Andrew Ng, l'un des experts les plus éminents dans le domaine de l'intelligence artificielle, tente également de tempérer les attentes débordées. Il écrit que malgré tout le battage médiatique, les réseaux de neurones profonds ne font guère plus que résoudre des problèmes simples où les réseaux utilisent les données d'entrée « A » pour générer rapidement une réponse simple « B ». En pratique, selon Ng, cela signifie que l'intelligence artificielle est pour l'instant d'une utilité très limitée. En fait, il ne peut prendre en charge que les tâches mentales qu'une personne effectue également en une seconde.

Désormais, les radiologues effectuent plusieurs tâches qui relèvent du schéma simple entrée-A-sortie-B de Ng. Van Ginneken mentionne un exemple où A est une radiographie d'un thorax et B est la réponse à la question "y a-t-il un nodule visible ?" Un programme peut répondre à cette question en une seconde.

Le problème est que les algorithmes ne peuvent pas vraiment raisonner sur des problèmes plus complexes. Ils peuvent reconnaître un chat sur une photo, mais ils n'ont toujours aucune idée de ce qu'est réellement un chat. Pour ce faire, l'intelligence artificielle doit d'abord se développer davantage.

Dans un futur proche, les algorithmes d'apprentissage automatique devraient principalement servir à prendre en charge les tâches simples des radiologues. L'intelligence artificielle peut soutenir et simplifier le travail du radiologue. Bien qu'il y ait encore des problèmes.
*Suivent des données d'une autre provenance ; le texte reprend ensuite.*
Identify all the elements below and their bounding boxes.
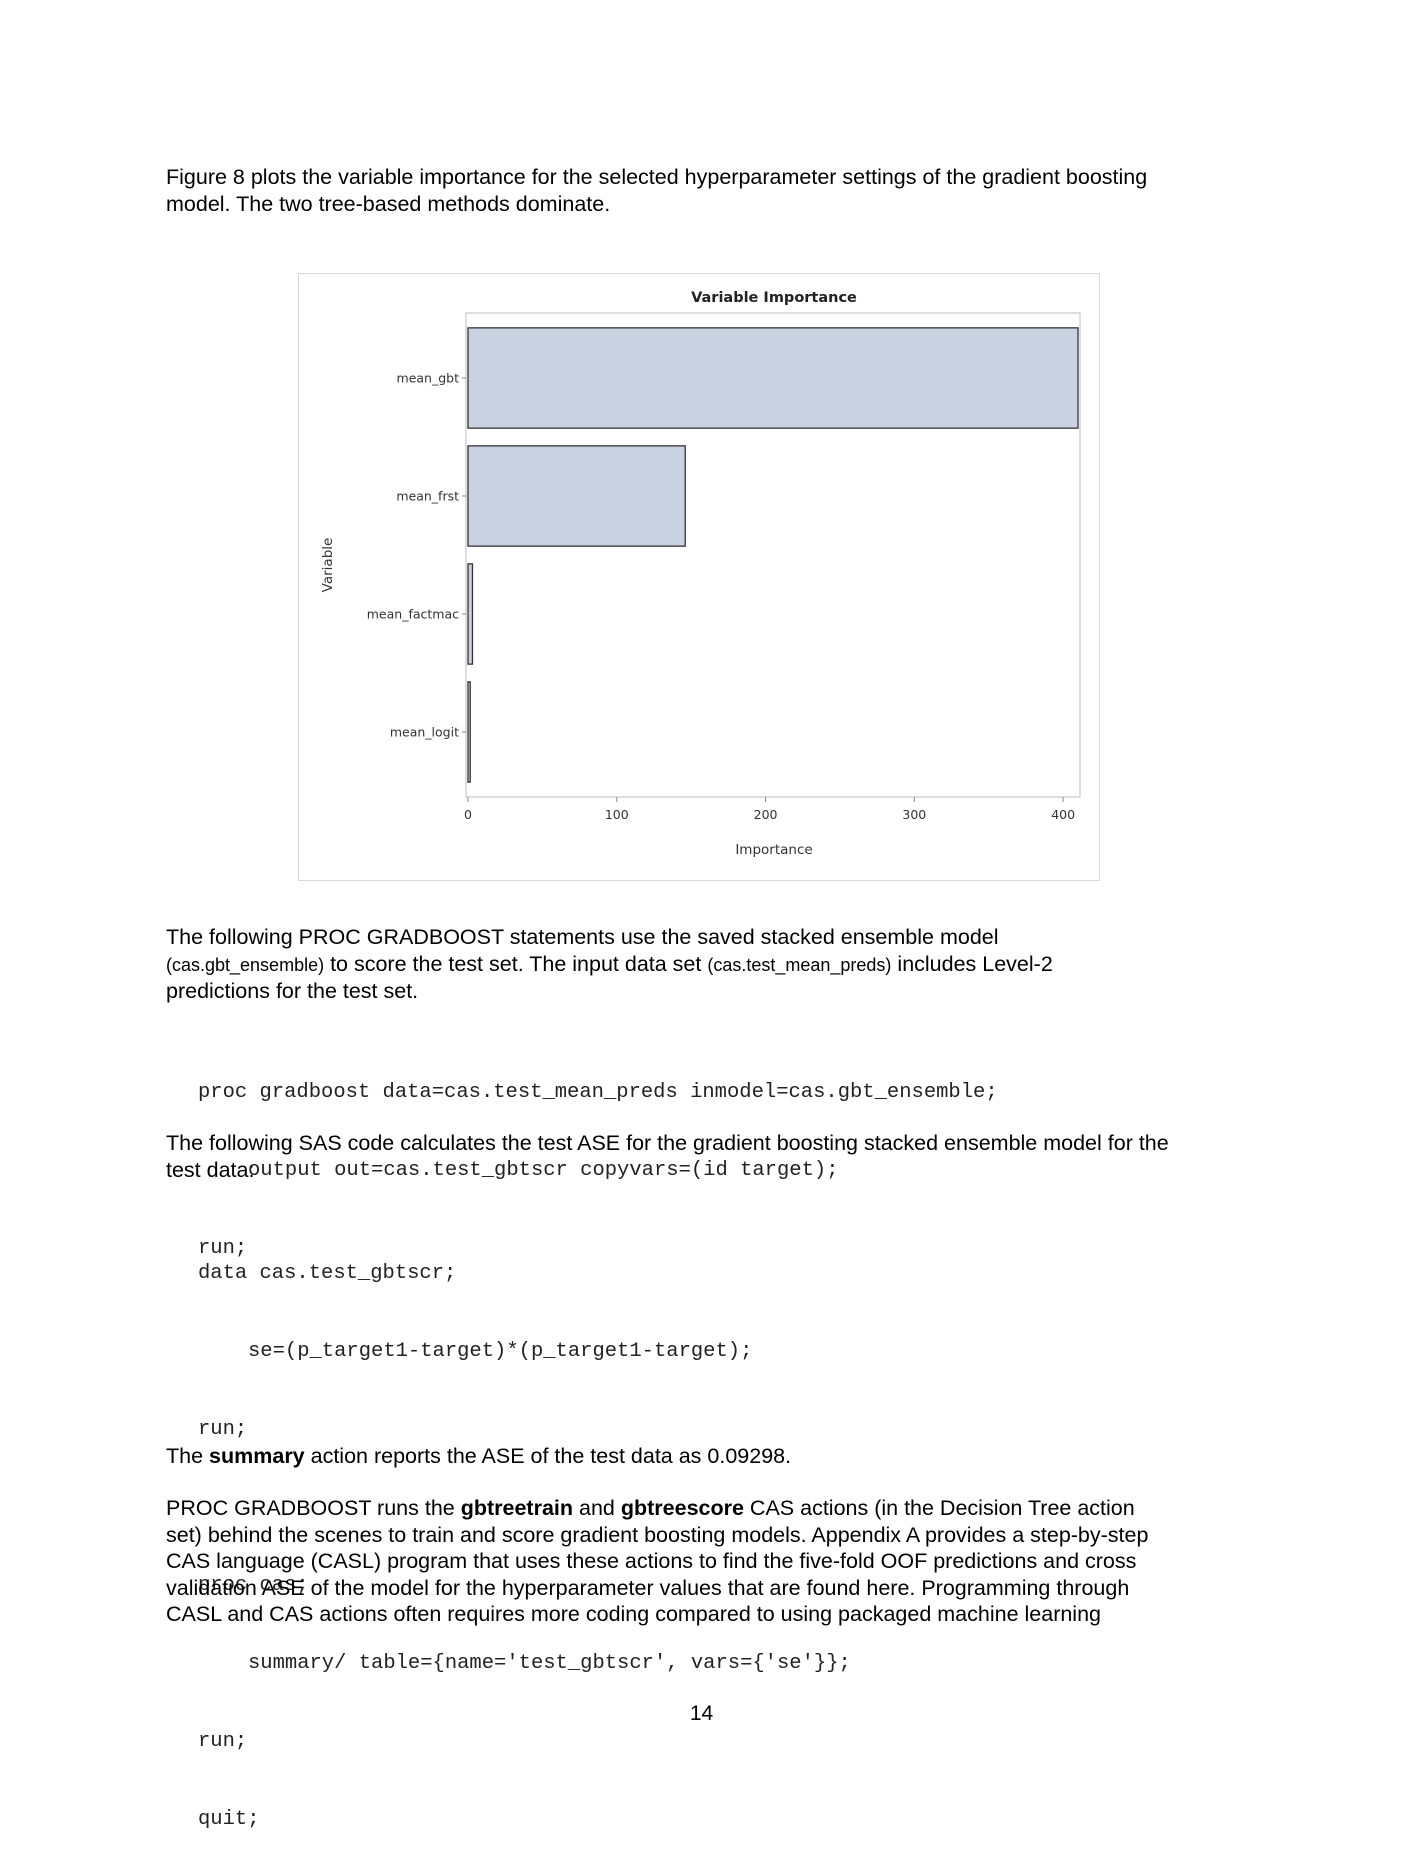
y-tick-label: mean_logit [390, 725, 459, 740]
x-tick-label: 300 [902, 807, 926, 822]
dataset-name: (cas.test_mean_preds) [707, 954, 892, 975]
code-line: data cas.test_gbtscr; [198, 1262, 457, 1285]
score-line: predictions for the test set. [166, 979, 419, 1003]
actions-line: CAS language (CASL) program that uses th… [166, 1549, 1137, 1573]
y-tick-label: mean_frst [396, 489, 459, 504]
code-line: run; [198, 1418, 248, 1441]
x-tick-label: 400 [1051, 807, 1075, 822]
x-axis-label: Importance [735, 842, 812, 858]
actions-line: validation ASE of the model for the hype… [166, 1575, 1130, 1600]
actions-text: CAS actions (in the Decision Tree action [743, 1496, 1135, 1520]
intro-line: model. The two tree-based methods domina… [166, 191, 611, 216]
x-tick-label: 100 [605, 807, 629, 822]
bar-mean-gbt [467, 327, 1079, 429]
y-tick-label: mean_gbt [397, 371, 460, 386]
page-number: 14 [689, 1702, 714, 1725]
code-line: run; [198, 1237, 248, 1260]
score-line: (cas.gbt_ensemble) to score the test set… [166, 951, 1256, 979]
summary-paragraph: The summary action reports the ASE of th… [166, 1443, 1256, 1470]
bar-mean-frst [467, 445, 686, 547]
actions-text: and [573, 1496, 621, 1520]
intro-line: Figure 8 plots the variable importance f… [166, 165, 1148, 189]
score-line: The following PROC GRADBOOST statements … [166, 925, 999, 949]
x-tick-label: 0 [464, 807, 472, 822]
summary-action-name: summary [209, 1444, 305, 1468]
plot-frame [465, 312, 1081, 798]
code-line: summary/ table={name='test_gbtscr', vars… [248, 1652, 851, 1675]
actions-text: PROC GRADBOOST runs the [166, 1496, 461, 1520]
code-line: quit; [198, 1808, 260, 1831]
ase-line: test data: [166, 1157, 255, 1182]
action-name-gbtreescore: gbtreescore [620, 1496, 744, 1520]
bar-mean-factmac [467, 563, 474, 665]
chart-title: Variable Importance [691, 290, 857, 306]
intro-paragraph: Figure 8 plots the variable importance f… [166, 164, 1256, 217]
code-line: se=(p_target1-target)*(p_target1-target)… [248, 1340, 753, 1363]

Et si le logiciel et le radiologue arrivaient à des conclusions différentes ? «L'inconvénient d'un réseau d'apprentissage en profondeur est qu'un certain jugement est atteint, mais que l'utilisateur ne sait pas comment l'ordinateur parvient à ce jugement», explique Van Ginniken. "Le logiciel signale que quelque chose est anormal, mais ne dit pas pourquoi il pense que c'est le cas."

Les experts prédisent que l'intelligence artificielle va prendre le pas sur la pensée routinière des gens. Du coup, les pessimistes voient disparaître beaucoup de travail pour les comptables, les notaires, les ingénieurs et donc aussi les médecins. Bien que tous ces programmes devront d'abord démontrer qu'ils sont fiables et sûrs. Dans les soins médicaux, il s'agit de vies. Ce n'est pas un jeu de poker.